Akhirnya pelaku reformasi datang dari kalangan pemerintahan militer. Reformasi hanya bisa dilakukan terbatas karena ada kubu dalam militer menolak reformasi khawatir kehilangan kekuasaan konstitusional, kursi di parlemen, dan keuntungan ekonomi. Belum lagi peluang perpecahan jika kekuasaan militer melemah mengingat etnisitas minoritas, seperti Kachin, menggelorakan perlawanan bersenjata untuk memisahkan diri. Lalu juga ada persoalan etnis Rohingya.

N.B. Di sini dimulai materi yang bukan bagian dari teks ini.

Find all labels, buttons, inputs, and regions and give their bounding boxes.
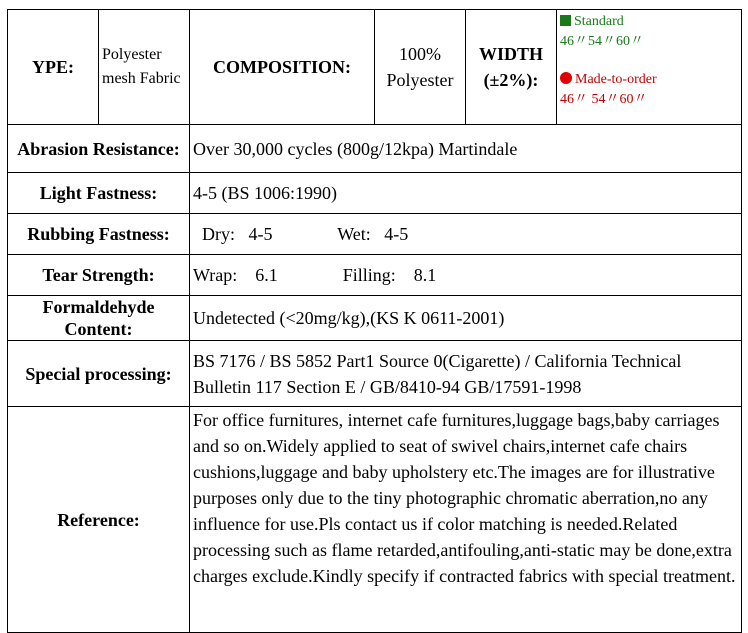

Ini berbeda dari Indonesia yang memiliki masyarakat madani cukup kuat dan berperan besar menggulirkan reformasi. Di bidang hak asasi manusia, Indonesia telah memiliki Komisi Nasional HAM sejak Soeharto masih berkuasa. Indonesia juga tidak menutup diri dari dunia luar dan menjalani politik luar negeri bebas aktif sesuai Undang- Undang Dasar 1945.

Myanmar memang bisa becermin pada Indonesia dalam sejumlah hal, termasuk mengelola desentralisasi dan otonomi daerah. Namun, keragaman etnisitas di Myanmar cukup menimbulkan masalah. Dari segi geografis, kerusuhan di satu daerah di Myanmar bisa menjalar dengan cepat ke daerah lain. Hal ini bisa menjadi alasan militer Myanmar tidak begitu saja membuka keran demokratisasi atau otonomi daerah.

Pada akhirnya reformasi politik, ekonomi, dan demokrasi di Myanmar akan sulit ditempuh jika militer masih mencengkeram kuat kekuasaan. Bagi militer hanya ada dua pilihan: sekuat tenaga mempertahankan kepentingan mereka saat ini atau melihat perubahan tak dapat dihindari sehingga harus dikendalikan dan diatur oleh militer.

Selain itu, peran masyarakat madani yang masih berada di tahap awal demokratisasi memperlihatkan bahwa jalan masih panjang bagi Myanmar untuk menjalankan reformasi politik menuju negara yang demokratis.